ACTE INITIAL du 15 Janvier 2025 reçu au greffe le 28 Janvier 2025.
DÉBATS : A l’audience publique tenue le 20 Novembre 2025, Madame CELIER-DENNERY, Vice-Présidente, siégeant en qualité de juge unique, conformément aux dispositions de l’article 812 du Code de Procédure Civile, assistée de Madame LOPES DOS SANTOS, Greffier, a indiqué que l’affaire sera mise en délibéré au 29 Janvier 2026.
* * * * * *
EXPOSE DU LITIGE
Mme [E] [T] [C] [L] est propriétaire des lots n°315, 8062 et 8145 au sein de l’ensemble immobilier “[Adresse 14] à [Adresse 10] [Localité 1].
Par un jugement en date du 6 décembre 2022, le tribunal de proximité de Rambouillet a notamment condamné Mme [L] à payer au syndicat des copropriétaires de l’ensemble immobilier “Les Nouveaux Horizons” – syndicat principal, pris en la personne de son syndic, la SARL CITYA URBANIA VAL D’OUEST, les sommes de 2.607,05 euros au titre des charges de copropriété pour la période du 1er juillet 2020 au 8 juin 2022, appel du 2ème trimestre 2022 inclus, et 262,95 euros au titre des frais de recouvrement.

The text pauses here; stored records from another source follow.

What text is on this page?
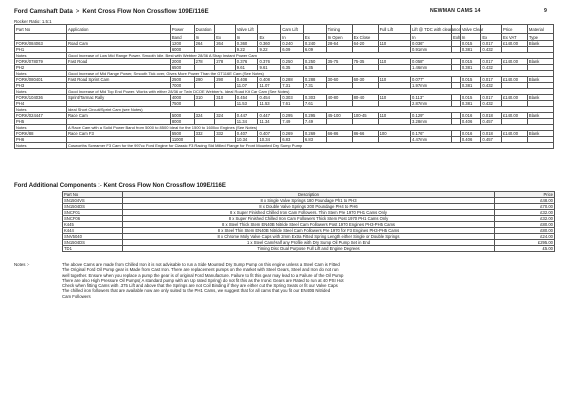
Ford Camshaft Data > Kent Cross Flow Non Crossflow 109E/116E	NEWMAN CAMS 14	9
Rocker Ratio: 1.5:1
Part No	Application	Power	Duration		Valve Lift		Cam Lift		Timing				Full Lift	Lift @ TDC with clearance		Valve Clear		Price	Material
		Band	In	Ex	In	Ex	In	Ex	In Open	Ex Close				In	Exh	In	Ex	Ex VAT	Type
FORK/084063	Road Cam	1200	264	264	0.360	0.360	0.240	0.240	28-64	64-20			110	0.036"		0.015	0.017	£140.00	Blank
PH1		6000			9.22	9.22	6.09	6.09						0.91mm		0.381	0.432		
Notes	Good Increase of Low Mid Range Power. Smooth Idle. Best with Webber 28/36 A Shap Instant Power Cam																
FORK/078079	Fast Road	2000	278	278	0.376	0.376	0.250	0.250	35-75	75-35			110	0.058"		0.015	0.017	£140.00	Blank
PH2		6500			9.61	9.61	6.35	6.35						1.46mm		0.381	0.432		
Notes	Good Increase of Mid Range Power, Smooth Tick over, Gives More Power Than the GT116E Cam (See Notes)																
FORK/080401	Fast Road Sprint Cam	2500	290	290	0.408	0.408	0.288	0.288	30-60	60-30			110	0.077"		0.015	0.017	£140.00	Blank
PH3		7000			11.07	11.07	7.31	7.31						1.97mm		0.381	0.432		
Notes	Good Increase of Mid Top End Power. Works with either 28/36 or Twin DCOE Webber's. Ideal Road Kit Car Cam (See Notes)																
FORK/104036	Sprint/Tarmac Rally	4000	310	310	0.454	0.454	0.303	0.303	40-80	80-40			110	0.113"		0.015	0.017	£140.00	Blank
PH4		7500			11.53	11.53	7.61	7.61						2.87mm		0.381	0.432		
Notes	Ideal Short Circuit/Sprint Cam (see Notes)																
FORK/024447	Race Cam	5000	324	324	0.447	0.447	0.295	0.295	45-100	100-45			110	0.129"		0.016	0.018	£140.00	Blank
PH5		8000			11.34	11.34	7.49	7.49						3.28mm		0.406	0.457		
Notes	A Race Cam with a Solid Power Band from 5000 to 8500 Ideal for the 1500 to 1600cc Engines (See Notes)																
FORK/88	Race Cam F3	5500	332	332	0.407	0.407	0.269	0.269	66-86	86-66			100	0.176"		0.016	0.018	£140.00	Blank
PH6		11000			10.34	10.34	6.83	6.83						4.47mm		0.406	0.457		
Notes	Cosworths Screamer F3 Cam for the 997cc Ford Engine for Classic F3 Racing Std Milled Flange for Front Mounted Dry Sump Pump																
Ford Additional Components :- Kent Cross Flow Non Crossflow 109E/116E
Part No	Description	Price
SN1504VS	8 x Single Valve Springs 180 Poundage Ph1 to PH3	£48.00
SN1504DS	8 x Double Valve Springs 200 Poundage PH4 to PH6	£70.00
SNCF01	8 x Super Finished Chilled Iron Cam Followers. Thin Stem Pre 1970 PH1 Cams Only	£32.00
SNCF06	8 x Super Finished Chilled Iron Cam Followers Thick Stem Post 1970 PH1 Cams Only	£32.00
K445	8 x Steel Thick Stem EN40B Nitride Steel Cam Followers Post 1970 Engines PH3-PH5 Cams	£80.00
K444	8 x Steel Thin Stem EN40B Nitride Steel Cam Followers Pre 1970 for F3 Engines PH3-PH5 Cams	£80.00
SNV5040	8 x Chrome Moly Valve Caps with 2mm Extra Fitted Spring Length either Single or Double Springs	£24.00
SN1504DS	1 x Steel Cam/Half any Profile with Dry Sump Oil Pump Set in End	£295.00
TD1	Timing Disc Dual Purpose Full Lift and Engine Degrees	£5.00
Notes :-	The above Cams are made from Chilled Iron it is not advisable to run a Side Mounted Dry Sump Pump on this engine unless a Steel Cam is Fitted
The Original Ford Oil Pump gear is Made from Cast Iron. There are replacement pumps on the market with Steel Gears, Steel and Iron do not run
well together. Ensure when you replace a pump the gear is of original Ford Manufacture. Failure to fit this gear may lead to a Failure of the Oil Pump
There are also High Pressure Oil Pumps( A standard pump with an Up rated Spring) do not fit this as the Ironic Gears are Rated to run at 40 PSI Hot
Check when fitting Cams with .375 Lift and above that the Springs are not Coil Binding if they are either cut the Spring Seats or fit our Valve Caps
The chilled iron followers that are available now are only suited to the PH1 Cams, we suggest that for all cams that you fit our EN40B Nitrided
Cam Followers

En l’absence de règlement de l’arriéré de charges, le syndicat des copropriétaires de l’ensemble immobilier “Les Nouveaux Horizons” – syndicat principal, situé [Adresse 17] à [Adresse 10] [Localité 1], (ci-après le syndicat des copropriétaires), représenté par son syndic, la société CITYA URBANIA VAL D’OUEST, a, par acte de commissaire de justice en date du
15 janvier 2025, fait assigner Mme [L] devant le tribunal de céans, lui demandant, au visa des articles 10 et 10-1 de la loi du 10 juillet 1965 et de l’article 35 du décret du 17 mars 1967, de :
— constater que Mme [L] est propriétaire des lots n° 0315, 8062 et 8145 au sein de l’ensemble immobilier Nouveaux Horizons – résidence [Adresse 13], à [Localité 12] ;
— juger recevables et bien fondées les demandes du syndicat des copropriétaires principal de l’ensemble immobilier [Adresse 16], à [Localité 12], représenté par son syndic, la société Citya Val d’Ouest ;
En conséquence
— condamner Mme [L] à payer au syndicat des copropriétaires principal de l’ensemble immobilier Nouveaux Horizons – [Adresse 17], à [Localité 12], représenté par son syndic, la société Citya Val d’Ouest, les sommes de :
• 8.295,86 euros au titre des charges de copropriété et des frais de recouvrement impayés arrêtées au 1er janvier 2025, avec intérêt de droit à compter de la délivrance de l’assignation, sauf somme à parfaire,
• 2.000 euros à titre de dommages et intérêts,
• 1.500 euros en application de l’article 700 du code de procédure civile ;
— rappeler que l’exécution provisoire du jugement à intervenir est de droit ;
— condamner Mme [L] aux entiers dépens.
Pour un exposé exhaustif des moyens et prétentions du demandeur, il convient de renvoyer à son assignation conformément aux dispositions de l’article 455 du code de procédure civile.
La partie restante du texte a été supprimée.